Predicting Genetic Variability in Susceptibility to Carcinogens in Aquatic Species with the GeneticSuscepAquaNet Algorithm
Keywords:
Carcinogens, Genetic Variability, Aquatic Species,GeneticSuscepAquaNet Algorithm, DNA Repair Mechanisms,Carcinogenesis,Computational Toxicology, Environmental Pollutants, Ecotoxicology, Genomic Risk Assessment.Abstract
Carcinogenic pollutants pose serious hazards for aquatic populations, and aquatic mammals seem to have differing levels of susceptibility, as do other aquatic species.
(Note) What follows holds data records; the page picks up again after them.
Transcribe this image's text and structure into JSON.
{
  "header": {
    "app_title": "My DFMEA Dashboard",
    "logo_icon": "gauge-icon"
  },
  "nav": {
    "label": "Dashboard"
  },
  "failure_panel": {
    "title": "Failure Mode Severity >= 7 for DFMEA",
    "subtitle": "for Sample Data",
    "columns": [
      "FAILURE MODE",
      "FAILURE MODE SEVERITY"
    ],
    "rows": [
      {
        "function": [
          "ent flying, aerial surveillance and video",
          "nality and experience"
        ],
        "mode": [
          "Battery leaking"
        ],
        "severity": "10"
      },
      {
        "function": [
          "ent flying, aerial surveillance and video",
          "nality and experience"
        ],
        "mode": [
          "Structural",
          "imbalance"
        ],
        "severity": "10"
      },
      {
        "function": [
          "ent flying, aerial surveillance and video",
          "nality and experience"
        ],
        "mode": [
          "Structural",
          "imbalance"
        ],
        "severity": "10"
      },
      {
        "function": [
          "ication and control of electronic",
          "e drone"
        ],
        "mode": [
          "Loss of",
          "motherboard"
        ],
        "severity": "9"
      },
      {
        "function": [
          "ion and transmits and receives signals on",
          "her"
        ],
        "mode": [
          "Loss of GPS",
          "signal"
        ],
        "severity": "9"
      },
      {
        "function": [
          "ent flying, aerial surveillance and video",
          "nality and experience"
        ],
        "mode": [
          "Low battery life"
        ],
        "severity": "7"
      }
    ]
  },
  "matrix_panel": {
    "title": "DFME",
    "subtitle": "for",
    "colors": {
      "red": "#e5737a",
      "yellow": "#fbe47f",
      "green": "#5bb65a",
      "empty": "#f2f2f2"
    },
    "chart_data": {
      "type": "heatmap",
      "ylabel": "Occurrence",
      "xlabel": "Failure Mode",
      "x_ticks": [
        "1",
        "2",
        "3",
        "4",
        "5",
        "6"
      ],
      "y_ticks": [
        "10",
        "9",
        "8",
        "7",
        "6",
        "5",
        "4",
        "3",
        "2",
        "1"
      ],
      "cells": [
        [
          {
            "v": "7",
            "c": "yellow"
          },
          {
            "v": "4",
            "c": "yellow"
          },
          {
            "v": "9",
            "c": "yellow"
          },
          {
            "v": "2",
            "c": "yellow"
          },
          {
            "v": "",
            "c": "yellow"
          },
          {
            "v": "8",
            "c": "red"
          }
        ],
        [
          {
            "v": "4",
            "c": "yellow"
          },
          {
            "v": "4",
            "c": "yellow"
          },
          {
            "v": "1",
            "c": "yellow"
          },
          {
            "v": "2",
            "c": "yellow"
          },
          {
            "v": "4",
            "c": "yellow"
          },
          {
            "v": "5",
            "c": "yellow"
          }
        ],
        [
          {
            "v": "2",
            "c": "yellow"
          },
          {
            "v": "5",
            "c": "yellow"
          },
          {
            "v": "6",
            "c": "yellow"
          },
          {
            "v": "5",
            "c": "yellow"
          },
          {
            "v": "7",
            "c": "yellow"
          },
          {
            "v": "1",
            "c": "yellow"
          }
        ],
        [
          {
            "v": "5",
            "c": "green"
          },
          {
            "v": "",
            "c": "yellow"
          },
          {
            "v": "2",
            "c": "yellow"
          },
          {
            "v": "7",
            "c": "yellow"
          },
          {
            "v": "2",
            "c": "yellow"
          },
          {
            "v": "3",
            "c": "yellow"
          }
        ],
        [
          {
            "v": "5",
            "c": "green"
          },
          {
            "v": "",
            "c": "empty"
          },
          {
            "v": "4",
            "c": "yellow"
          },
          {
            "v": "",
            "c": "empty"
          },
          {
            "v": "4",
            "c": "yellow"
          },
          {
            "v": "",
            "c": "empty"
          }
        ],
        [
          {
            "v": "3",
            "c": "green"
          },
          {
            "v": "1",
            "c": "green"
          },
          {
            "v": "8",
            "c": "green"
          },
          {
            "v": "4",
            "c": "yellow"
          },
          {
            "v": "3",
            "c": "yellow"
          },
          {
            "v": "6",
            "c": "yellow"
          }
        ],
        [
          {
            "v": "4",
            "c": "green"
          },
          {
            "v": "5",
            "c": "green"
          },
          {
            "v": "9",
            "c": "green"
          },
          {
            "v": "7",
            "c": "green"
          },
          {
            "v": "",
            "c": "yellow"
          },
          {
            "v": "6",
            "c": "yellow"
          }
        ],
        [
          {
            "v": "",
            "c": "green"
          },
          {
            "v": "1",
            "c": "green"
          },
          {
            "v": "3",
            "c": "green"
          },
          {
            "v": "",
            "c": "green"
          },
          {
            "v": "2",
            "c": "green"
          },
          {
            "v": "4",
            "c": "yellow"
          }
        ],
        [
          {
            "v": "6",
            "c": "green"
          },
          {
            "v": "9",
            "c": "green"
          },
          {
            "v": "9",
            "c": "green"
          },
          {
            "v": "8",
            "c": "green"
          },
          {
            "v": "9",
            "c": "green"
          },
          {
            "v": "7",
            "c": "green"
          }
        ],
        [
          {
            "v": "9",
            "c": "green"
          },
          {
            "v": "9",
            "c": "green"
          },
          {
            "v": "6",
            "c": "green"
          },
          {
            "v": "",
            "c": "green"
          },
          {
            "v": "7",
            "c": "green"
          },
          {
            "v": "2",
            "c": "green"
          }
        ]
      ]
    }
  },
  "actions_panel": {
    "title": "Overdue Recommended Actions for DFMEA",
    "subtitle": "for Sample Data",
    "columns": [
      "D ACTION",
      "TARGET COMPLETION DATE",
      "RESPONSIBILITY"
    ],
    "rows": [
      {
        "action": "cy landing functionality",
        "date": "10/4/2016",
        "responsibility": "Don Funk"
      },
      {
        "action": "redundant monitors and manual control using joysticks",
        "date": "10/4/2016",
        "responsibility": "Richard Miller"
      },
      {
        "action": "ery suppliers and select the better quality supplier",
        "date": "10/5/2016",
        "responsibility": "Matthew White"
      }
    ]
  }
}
The process to ascertain the factors that elicit this variability is paramount to improve environmental risk assessments and the accompanying conservation efforts. This study outlines the use of the GeneticSuscepAquaNet algorithm, a machine learning algorithm we designed to predict genetic variability in aquatic species' susceptibility to carcinogens. The GeneticSuscepAquaNet model integrates genomics and environmental information and produces results that can be interpreted to understand which genetic information is likely to be associated with an organism’s capacity to repair DNA damage as result of exposure to acceptable levels of pollutants. Our results reveal we detected a range of variability associated with genetic susceptibility related to carcinogenic pollutants, along with their likely molecular mechanisms, while we did not deal specifically with carcinogenesis in the aquatics specifically. This paper will contemplate the capacity for the GeneticSuscepAquaNet model to predict cancer risk in aquatic species, therefore contributing a computational application towards our understanding and prevention of cancer, as well as a method to monitor their health at the ecosystem level by monitoring pollution levels affecting risk to aquatic organisms.